Transparency International ha denunciato inoltre il numero crescente di segnalazioni di corruzione legate alla pandemia di Covid-19. Queste denunce avvengono nell’anno dell’arresto dell’ex presidente Jacob Zuma per corruzione, fatto che a luglio ha portato il paese a vivere due settimane di drammatici scontri interni come non si registravano dagli anni ’90. Inoltre il primo registro di vaccinazione degli over 60 aveva funzionato molto male creando un certo discredito, e le drastiche misure – si pensi all’uso delle armi da fuoco contro chi aveva infranto il lockdown a Johannesburg o al divieto di vendere alcol e sigarette – non hanno aiutato il rapporto con il governo. Ci sono poi difficoltà di ordine logistico: come le lunghe code ai posti di vaccinazione, la difficoltà di accesso alle strutture, sia per la distanza che il costo di viaggio. E infine esistono le teorie della cospirazione anche in Sudafrica, e le chiese giocano un ruolo importante. Queste sono solo alcune delle ragioni di cui parla il South Africa Covid-19 and Vaccine Social Listening Report di un mese fa. Come ovunque, non esiste un unico pensiero o una unica azione.

 

Rosebank Mall Rooftop Market, Johannesburg (Ap)

 

Ma ciò che preoccupa è il rischio che la denigrazione dell’Africa australe metta in ombra il modo in cui gli scienziati sudafricani stanno affrontando la situazione. È grave che l’Europa scelga di ricorrere al proprio isolamento invece che fare cordata e creare sinergia con lo sforzo sudafricano, contribuendo anche economicamente (ricordando che oggi a 1 euro corrispondono 18.44 rand), per esempio con i tracciamenti interni, ad ora piuttosto scarsi, oppure pensando a finanziamenti di campagne di diffusione di vaccinazioni in aree rurali o l’appoggio a  infrastrutture sanitarie precarie. Cose di cui nessuno, in un eccesso di afro ottimismo, vuole negare la necessità. Il problema attualmente in Sudafrica è la capacità del sistema sanitario di reggere un’eventuale emergenza, a cui si aggiunge la drastica disuguaglianza nel continente in termini di accesso al vaccino.

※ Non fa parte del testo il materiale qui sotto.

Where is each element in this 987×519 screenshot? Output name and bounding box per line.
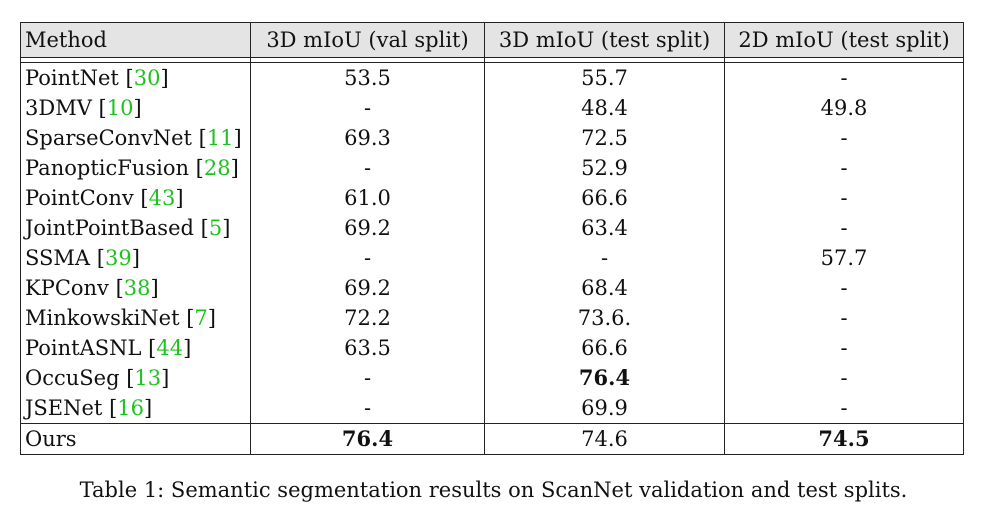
val-3d-cell: 69.2 bbox=[250, 213, 485, 243]
method-name: SSMA bbox=[25, 246, 91, 270]
method-name: PointConv bbox=[25, 186, 134, 210]
table-row: PointASNL [44] 63.5 66.6- bbox=[20, 333, 964, 363]
table-row: PointNet [30] 53.5 55.7- bbox=[20, 62, 964, 93]
header-3d-test: 3D mIoU (test split) bbox=[484, 22, 725, 58]
citation-link[interactable]: 38 bbox=[123, 276, 151, 300]
test-2d-cell: - bbox=[724, 303, 964, 333]
method-cell: PointASNL [44] bbox=[20, 333, 251, 363]
method-cell: JSENet [16] bbox=[20, 393, 251, 424]
table-header-row: Method 3D mIoU (val split) 3D mIoU (test… bbox=[20, 22, 964, 58]
table-row: JointPointBased [5] 69.2 63.4- bbox=[20, 213, 964, 243]
val-3d-cell: 63.5 bbox=[250, 333, 485, 363]
val-3d-cell: 69.3 bbox=[250, 123, 485, 153]
method-cell: PanopticFusion [28] bbox=[20, 153, 251, 183]
test-3d-cell: 73.6. bbox=[484, 303, 725, 333]
citation-link[interactable]: 43 bbox=[148, 186, 176, 210]
header-method: Method bbox=[20, 22, 251, 58]
method-cell: OccuSeg [13] bbox=[20, 363, 251, 393]
test-2d-cell: - bbox=[724, 393, 964, 424]
test-2d-cell: - bbox=[724, 213, 964, 243]
test-3d-cell: 63.4 bbox=[484, 213, 725, 243]
method-cell: SSMA [39] bbox=[20, 243, 251, 273]
method-name: SparseConvNet bbox=[25, 126, 192, 150]
table-row: PanopticFusion [28] -52.9- bbox=[20, 153, 964, 183]
table-row: OccuSeg [13] -76.4- bbox=[20, 363, 964, 393]
val-3d-cell: 72.2 bbox=[250, 303, 485, 333]
table-row: SSMA [39] - -57.7 bbox=[20, 243, 964, 273]
results-table-container: Method 3D mIoU (val split) 3D mIoU (test… bbox=[20, 22, 964, 455]
header-3d-val: 3D mIoU (val split) bbox=[250, 22, 485, 58]
test-3d-cell: - bbox=[484, 243, 725, 273]
test-2d-cell: - bbox=[724, 123, 964, 153]
test-2d-cell: - bbox=[724, 363, 964, 393]
ours-val-3d-cell: 76.4 bbox=[250, 423, 485, 455]
test-3d-cell: 72.5 bbox=[484, 123, 725, 153]
method-name: PointNet bbox=[25, 66, 119, 90]
test-2d-cell: - bbox=[724, 153, 964, 183]
citation-link[interactable]: 44 bbox=[156, 336, 184, 360]
table-row: PointConv [43] 61.0 66.6- bbox=[20, 183, 964, 213]
table-body: PointNet [30] 53.5 55.7-3DMV [10] -48.4 49.8… bbox=[20, 57, 964, 455]
method-cell: PointConv [43] bbox=[20, 183, 251, 213]
citation-link[interactable]: 30 bbox=[133, 66, 161, 90]
val-3d-cell: - bbox=[250, 243, 485, 273]
table-row: SparseConvNet [11] 69.3 72.5- bbox=[20, 123, 964, 153]
ours-test-2d-cell: 74.5 bbox=[724, 423, 964, 455]
method-name: MinkowskiNet bbox=[25, 306, 180, 330]
val-3d-cell: - bbox=[250, 363, 485, 393]
method-cell: 3DMV [10] bbox=[20, 93, 251, 123]
val-3d-cell: 61.0 bbox=[250, 183, 485, 213]
val-3d-cell: - bbox=[250, 93, 485, 123]
citation-link[interactable]: 5 bbox=[208, 216, 223, 240]
table-row: JSENet [16] -69.9- bbox=[20, 393, 964, 424]
method-cell: MinkowskiNet [7] bbox=[20, 303, 251, 333]
citation-link[interactable]: 7 bbox=[194, 306, 208, 330]
citation-link[interactable]: 10 bbox=[106, 96, 134, 120]
test-3d-cell: 76.4 bbox=[484, 363, 725, 393]
val-3d-cell: 69.2 bbox=[250, 273, 485, 303]
method-name: PanopticFusion bbox=[25, 156, 189, 180]
table-row: 3DMV [10] -48.4 49.8 bbox=[20, 93, 964, 123]
citation-link[interactable]: 16 bbox=[117, 396, 144, 420]
method-name: KPConv bbox=[25, 276, 109, 300]
val-3d-cell: 53.5 bbox=[250, 62, 485, 93]
test-3d-cell: 52.9 bbox=[484, 153, 725, 183]
table-caption: Table 1: Semantic segmentation results o… bbox=[79, 478, 908, 502]
method-cell: PointNet [30] bbox=[20, 62, 251, 93]
test-2d-cell: - bbox=[724, 333, 964, 363]
ours-row: Ours 76.4 74.6 74.5 bbox=[20, 423, 964, 455]
test-2d-cell: - bbox=[724, 62, 964, 93]
citation-link[interactable]: 11 bbox=[206, 126, 234, 150]
test-3d-cell: 55.7 bbox=[484, 62, 725, 93]
test-2d-cell: 57.7 bbox=[724, 243, 964, 273]
table-row: KPConv [38] 69.2 68.4- bbox=[20, 273, 964, 303]
test-3d-cell: 48.4 bbox=[484, 93, 725, 123]
test-3d-cell: 66.6 bbox=[484, 333, 725, 363]
method-name: PointASNL bbox=[25, 336, 142, 360]
citation-link[interactable]: 39 bbox=[104, 246, 132, 270]
test-3d-cell: 68.4 bbox=[484, 273, 725, 303]
val-3d-cell: - bbox=[250, 393, 485, 424]
method-cell: SparseConvNet [11] bbox=[20, 123, 251, 153]
ours-method-cell: Ours bbox=[20, 423, 251, 455]
test-2d-cell: - bbox=[724, 273, 964, 303]
results-table: Method 3D mIoU (val split) 3D mIoU (test… bbox=[20, 22, 964, 455]
method-name: JointPointBased bbox=[25, 216, 194, 240]
header-separator bbox=[20, 57, 964, 63]
test-3d-cell: 69.9 bbox=[484, 393, 725, 424]
test-3d-cell: 66.6 bbox=[484, 183, 725, 213]
citation-link[interactable]: 28 bbox=[203, 156, 231, 180]
test-2d-cell: - bbox=[724, 183, 964, 213]
method-name: 3DMV bbox=[25, 96, 92, 120]
val-3d-cell: - bbox=[250, 153, 485, 183]
method-name: JSENet bbox=[25, 396, 103, 420]
header-2d-test: 2D mIoU (test split) bbox=[724, 22, 964, 58]
ours-test-3d-cell: 74.6 bbox=[484, 423, 725, 455]
table-row: MinkowskiNet [7] 72.2 73.6. - bbox=[20, 303, 964, 333]
method-name: OccuSeg bbox=[25, 366, 120, 390]
test-2d-cell: 49.8 bbox=[724, 93, 964, 123]
citation-link[interactable]: 13 bbox=[134, 366, 162, 390]
method-cell: KPConv [38] bbox=[20, 273, 251, 303]
method-cell: JointPointBased [5] bbox=[20, 213, 251, 243]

Mentre il mondo presenta il Sudafrica come isolato, l’Europa, con i suoi muri per mare e per terra, forse non appare meno isolata al continente africano. È una questione di prospettiva. Invece che inutilmente isolarsi l’Europa dovrebbe ammettere la realtà che questo virus sembra essere molto più forte di lei, e che a poco serve scappare da Omicron, perché è ormai con lei, come testimonia il continuo crescere di notizie di casi accertati in vari paese europei. Quindi se non vuole risultare patetica, oltre che razzista, dovrebbe pensare urgentemente a una nuova strategia di collaborazione con il sud del mondo non solo quando riguarda questioni di avanzo dei propri interessi economico finanziari.